The report also offered qualified support for the use of CRISPR for making gene-edited babies, but only if it were deployed for the elimination of serious diseases.

"So far as I know this will be the first study [on editing human IVF embryos] reported in the United States", said Jun Wu, a researcher at the Gene Expression Laboratory of the Salk Institute for Biological Sciences in La Jolla, California, who is understood to be one of the many authors named on the paper.

"Mitalipov is believed to have broken new ground both in the number of embryos experimented upon and by demonstrating that it is possible to safely and efficiently correct defective genes that cause inherited diseases".

The last study, published in June, involved just six normal IVF embryos created for research purposes with sperm from men carrying inherited disease genes.

Although the report said that "many tens" of embryos were created in the experiment, they were never meant to be implanted into a womb and were only allowed to develop for a few days.

Mitalipov's team has reportedly made progress in tackling the biggest safety issue in editing embryos: mosaicism.

Up until now, China was the only known country to carry out the practice.

A video shows the injection of gene-editing chemicals into a human egg near the moment of fertilization.

The technique was previously tested by Tony Perry, who was able to successfully edit the genes in mice to change the expected fur color of their offspring.

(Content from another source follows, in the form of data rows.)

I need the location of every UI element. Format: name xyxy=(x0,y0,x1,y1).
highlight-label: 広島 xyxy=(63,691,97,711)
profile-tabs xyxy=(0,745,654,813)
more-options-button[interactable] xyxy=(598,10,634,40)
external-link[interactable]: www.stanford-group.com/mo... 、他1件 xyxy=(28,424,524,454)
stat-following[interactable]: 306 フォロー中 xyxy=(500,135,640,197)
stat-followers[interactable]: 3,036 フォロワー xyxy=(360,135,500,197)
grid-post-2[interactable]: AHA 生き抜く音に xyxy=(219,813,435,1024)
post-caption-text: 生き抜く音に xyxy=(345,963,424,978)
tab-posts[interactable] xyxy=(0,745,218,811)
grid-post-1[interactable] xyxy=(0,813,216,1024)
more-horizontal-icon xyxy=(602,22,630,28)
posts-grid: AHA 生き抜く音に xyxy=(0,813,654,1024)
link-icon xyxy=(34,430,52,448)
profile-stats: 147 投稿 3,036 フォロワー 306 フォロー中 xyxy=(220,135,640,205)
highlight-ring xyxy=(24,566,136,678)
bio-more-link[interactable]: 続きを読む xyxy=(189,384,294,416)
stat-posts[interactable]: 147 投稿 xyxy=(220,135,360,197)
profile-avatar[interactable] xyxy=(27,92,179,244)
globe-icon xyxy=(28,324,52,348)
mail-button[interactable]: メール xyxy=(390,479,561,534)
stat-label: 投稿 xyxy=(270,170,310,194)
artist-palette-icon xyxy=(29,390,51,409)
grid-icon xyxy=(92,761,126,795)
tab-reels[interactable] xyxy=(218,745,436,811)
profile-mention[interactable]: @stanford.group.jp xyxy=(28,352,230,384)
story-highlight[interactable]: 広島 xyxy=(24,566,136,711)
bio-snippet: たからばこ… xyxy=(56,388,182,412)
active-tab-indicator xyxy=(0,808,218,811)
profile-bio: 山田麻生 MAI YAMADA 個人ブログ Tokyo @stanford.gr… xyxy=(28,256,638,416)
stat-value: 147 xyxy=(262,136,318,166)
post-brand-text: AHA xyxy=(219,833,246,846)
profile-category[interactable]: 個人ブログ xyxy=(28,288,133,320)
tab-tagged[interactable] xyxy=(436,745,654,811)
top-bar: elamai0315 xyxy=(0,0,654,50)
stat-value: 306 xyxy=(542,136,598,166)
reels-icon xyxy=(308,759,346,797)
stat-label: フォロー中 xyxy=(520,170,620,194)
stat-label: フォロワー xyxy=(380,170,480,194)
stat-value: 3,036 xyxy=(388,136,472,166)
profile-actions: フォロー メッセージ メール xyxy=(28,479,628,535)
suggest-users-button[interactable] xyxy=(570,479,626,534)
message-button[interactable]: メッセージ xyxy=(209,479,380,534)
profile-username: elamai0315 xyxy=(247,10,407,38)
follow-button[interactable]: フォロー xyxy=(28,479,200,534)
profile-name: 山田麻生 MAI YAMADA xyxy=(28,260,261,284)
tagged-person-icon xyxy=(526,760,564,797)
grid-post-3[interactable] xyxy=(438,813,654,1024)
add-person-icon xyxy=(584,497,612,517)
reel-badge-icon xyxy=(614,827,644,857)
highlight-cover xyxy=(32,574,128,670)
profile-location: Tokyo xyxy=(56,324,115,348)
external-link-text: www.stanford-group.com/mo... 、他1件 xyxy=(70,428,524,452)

They said although basic and preclinical research should be allowed, edited human embryos should not be used to establish a pregnancy. They significantly reduced mosaicism. Although Crispr seemed to work in correcting the disease mutation in one or two embryos, few scientists were convinced that the study showed Crispr would ever be safe enough to use in a clinical trial. But Mitalipov's research, if it passes peer review, would be a significant step for American scientists.

In December 2015, scientists and ethicists at an global meeting held at the National Academy of Sciences (NAS) in Washington said it would be "irresponsible" to use gene editing technology in human embryos for therapeutic purposes, such as to correct genetic diseases, until safety and efficacy issues are resolved.

Another scientific first " I've heard Mitalipov has done it. Many critics are anxious that the practice could lead to "designer babies" that are engineered with genetic enhancements.